In his assessment of issues such as the need for more public investment in housing, or the failures of Brexit, or the dynamics that have turned Russia into the menace that it is today, Snow is coherent and consistent: that a blithe acceptance of inequality is the cause of many ills.
While he remains generally disciplined about not dishing too much salacious dirt from his long career as a journalist, he does indulge in some pithy verdicts on most of the UK prime ministers he has interviewed over the years. He reveals a mutual affection between himself and Maggie Thatcher, who used to flirt with him even though they disagreed politically.

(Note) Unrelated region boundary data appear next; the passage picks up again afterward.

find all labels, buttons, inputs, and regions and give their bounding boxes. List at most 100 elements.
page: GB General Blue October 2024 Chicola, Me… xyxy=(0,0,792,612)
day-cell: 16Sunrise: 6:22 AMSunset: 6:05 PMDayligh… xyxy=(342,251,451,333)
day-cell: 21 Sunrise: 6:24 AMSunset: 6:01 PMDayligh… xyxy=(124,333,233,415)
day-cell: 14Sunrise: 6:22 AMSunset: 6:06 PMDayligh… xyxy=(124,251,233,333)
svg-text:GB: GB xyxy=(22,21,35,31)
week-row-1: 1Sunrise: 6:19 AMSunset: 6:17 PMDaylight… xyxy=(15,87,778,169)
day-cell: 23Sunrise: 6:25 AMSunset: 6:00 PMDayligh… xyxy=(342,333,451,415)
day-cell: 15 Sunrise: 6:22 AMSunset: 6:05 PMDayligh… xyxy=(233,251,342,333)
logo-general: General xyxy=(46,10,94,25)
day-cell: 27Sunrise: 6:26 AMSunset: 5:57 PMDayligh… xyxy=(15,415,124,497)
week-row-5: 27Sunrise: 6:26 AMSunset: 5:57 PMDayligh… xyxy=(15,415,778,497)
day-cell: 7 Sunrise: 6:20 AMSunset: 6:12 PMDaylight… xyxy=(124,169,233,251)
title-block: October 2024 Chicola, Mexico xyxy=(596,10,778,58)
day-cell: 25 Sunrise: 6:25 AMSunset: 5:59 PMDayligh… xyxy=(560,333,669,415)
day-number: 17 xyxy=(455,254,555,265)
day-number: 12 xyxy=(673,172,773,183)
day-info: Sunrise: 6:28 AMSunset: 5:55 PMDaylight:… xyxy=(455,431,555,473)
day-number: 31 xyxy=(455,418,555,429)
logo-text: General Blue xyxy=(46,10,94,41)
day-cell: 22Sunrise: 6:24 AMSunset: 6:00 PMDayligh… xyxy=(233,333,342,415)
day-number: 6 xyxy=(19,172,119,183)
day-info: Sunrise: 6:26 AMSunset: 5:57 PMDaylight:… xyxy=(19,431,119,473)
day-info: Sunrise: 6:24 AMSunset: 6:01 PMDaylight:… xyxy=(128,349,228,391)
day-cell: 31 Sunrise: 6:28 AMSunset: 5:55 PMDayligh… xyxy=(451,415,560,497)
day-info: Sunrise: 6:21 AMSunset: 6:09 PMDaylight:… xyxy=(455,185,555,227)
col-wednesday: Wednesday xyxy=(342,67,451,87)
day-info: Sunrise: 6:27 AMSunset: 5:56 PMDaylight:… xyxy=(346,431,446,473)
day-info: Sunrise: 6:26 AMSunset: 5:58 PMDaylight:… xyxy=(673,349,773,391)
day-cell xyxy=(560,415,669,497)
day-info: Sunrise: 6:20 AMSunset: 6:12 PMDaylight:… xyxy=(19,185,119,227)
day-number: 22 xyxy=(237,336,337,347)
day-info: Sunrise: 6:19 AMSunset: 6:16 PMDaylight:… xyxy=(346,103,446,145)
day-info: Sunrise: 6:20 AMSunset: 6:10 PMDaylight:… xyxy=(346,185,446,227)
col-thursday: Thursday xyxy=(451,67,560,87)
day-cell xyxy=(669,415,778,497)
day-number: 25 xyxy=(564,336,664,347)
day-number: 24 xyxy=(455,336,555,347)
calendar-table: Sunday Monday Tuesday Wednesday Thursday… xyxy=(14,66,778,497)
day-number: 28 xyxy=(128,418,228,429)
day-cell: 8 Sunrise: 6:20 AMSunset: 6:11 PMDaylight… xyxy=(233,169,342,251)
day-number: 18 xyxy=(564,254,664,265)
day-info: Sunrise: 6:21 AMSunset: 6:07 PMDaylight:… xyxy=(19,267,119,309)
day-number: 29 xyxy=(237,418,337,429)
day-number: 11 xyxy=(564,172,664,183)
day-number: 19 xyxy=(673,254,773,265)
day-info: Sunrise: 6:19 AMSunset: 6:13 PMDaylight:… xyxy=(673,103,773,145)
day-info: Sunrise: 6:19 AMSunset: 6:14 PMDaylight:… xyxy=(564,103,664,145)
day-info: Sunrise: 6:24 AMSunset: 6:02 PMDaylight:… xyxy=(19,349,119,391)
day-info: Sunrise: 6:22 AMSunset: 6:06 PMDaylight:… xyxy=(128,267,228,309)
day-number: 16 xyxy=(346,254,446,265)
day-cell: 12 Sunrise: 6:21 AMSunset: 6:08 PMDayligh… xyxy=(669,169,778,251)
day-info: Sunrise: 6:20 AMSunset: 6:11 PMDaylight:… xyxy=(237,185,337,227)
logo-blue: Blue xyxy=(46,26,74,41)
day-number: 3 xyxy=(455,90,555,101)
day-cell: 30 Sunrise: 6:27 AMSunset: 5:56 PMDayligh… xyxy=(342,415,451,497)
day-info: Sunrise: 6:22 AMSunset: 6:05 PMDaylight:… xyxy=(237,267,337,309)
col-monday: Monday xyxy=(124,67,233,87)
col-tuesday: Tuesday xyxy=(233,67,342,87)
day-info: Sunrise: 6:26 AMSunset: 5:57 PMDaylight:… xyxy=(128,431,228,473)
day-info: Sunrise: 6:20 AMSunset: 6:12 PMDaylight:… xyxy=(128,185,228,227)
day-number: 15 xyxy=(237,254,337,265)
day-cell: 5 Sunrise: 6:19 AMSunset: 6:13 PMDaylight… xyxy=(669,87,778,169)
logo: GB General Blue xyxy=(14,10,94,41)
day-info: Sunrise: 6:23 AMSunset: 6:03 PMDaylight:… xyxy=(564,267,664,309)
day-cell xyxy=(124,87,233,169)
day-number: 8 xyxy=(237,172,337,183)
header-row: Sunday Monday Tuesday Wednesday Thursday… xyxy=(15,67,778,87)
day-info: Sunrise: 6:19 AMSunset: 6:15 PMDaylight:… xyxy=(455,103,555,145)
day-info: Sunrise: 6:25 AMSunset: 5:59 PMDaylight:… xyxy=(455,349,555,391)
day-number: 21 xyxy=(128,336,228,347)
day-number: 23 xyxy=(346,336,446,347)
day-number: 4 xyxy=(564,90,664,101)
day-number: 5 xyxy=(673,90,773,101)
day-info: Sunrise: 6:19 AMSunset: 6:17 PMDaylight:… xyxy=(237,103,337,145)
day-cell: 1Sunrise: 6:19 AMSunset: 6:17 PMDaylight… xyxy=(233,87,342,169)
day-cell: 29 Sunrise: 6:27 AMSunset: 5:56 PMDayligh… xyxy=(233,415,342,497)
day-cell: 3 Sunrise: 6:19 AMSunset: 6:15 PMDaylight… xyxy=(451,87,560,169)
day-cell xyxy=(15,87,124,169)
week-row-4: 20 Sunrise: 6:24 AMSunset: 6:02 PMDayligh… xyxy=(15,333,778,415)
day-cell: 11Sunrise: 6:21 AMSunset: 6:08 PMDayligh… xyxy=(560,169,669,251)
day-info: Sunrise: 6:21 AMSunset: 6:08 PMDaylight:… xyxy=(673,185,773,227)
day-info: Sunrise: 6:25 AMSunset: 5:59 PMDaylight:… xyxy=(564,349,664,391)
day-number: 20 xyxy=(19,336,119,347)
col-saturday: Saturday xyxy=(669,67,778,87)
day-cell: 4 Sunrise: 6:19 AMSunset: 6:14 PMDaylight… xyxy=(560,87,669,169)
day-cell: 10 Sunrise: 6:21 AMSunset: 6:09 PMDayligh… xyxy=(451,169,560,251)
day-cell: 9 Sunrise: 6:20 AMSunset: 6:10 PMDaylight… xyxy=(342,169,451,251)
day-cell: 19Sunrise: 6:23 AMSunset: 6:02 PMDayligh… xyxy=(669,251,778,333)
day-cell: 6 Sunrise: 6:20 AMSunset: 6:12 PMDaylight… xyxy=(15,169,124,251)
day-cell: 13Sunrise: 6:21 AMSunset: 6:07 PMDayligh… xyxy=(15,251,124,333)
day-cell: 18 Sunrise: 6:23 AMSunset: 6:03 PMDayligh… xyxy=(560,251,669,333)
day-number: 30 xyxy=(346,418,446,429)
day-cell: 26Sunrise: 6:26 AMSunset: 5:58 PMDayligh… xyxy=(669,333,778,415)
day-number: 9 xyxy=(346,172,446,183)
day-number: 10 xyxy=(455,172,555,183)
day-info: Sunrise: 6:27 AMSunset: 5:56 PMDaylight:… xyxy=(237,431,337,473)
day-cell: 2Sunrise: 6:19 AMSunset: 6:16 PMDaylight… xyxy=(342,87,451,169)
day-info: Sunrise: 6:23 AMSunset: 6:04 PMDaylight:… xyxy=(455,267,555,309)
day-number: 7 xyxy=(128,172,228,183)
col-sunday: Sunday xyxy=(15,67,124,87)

He dismisses Johnson as a “chancer”, and David Cameron as ultimately “superficial”. He admired Gordon Brown’s social conscience but considered him a “slightly tragic figure” due to his failure to break ranks and oppose the Iraq War.
Snow only occasionally falls into the trap of accusing those with whom he politically disagrees of having moral failings, or of being driven by bad-faith motives. Sometimes people simply have different ideas on the best way to achieve things.
For all his skill at identifying society’s problems and his genuine desire to create a better world, Snow still falls down the hole into which so many other well-meaning liberals stumble. Ultimately, he gives little insight into how to go about fixing things beyond a vague call for change. He argues passionately that society must do this or that, but rarely does he say how.
As the book’s title suggests, Snow is adept at describing the state that Britain is currently in. This good book would be better if Snow was able to lay out in more detail how to plot a navigable route to a better future.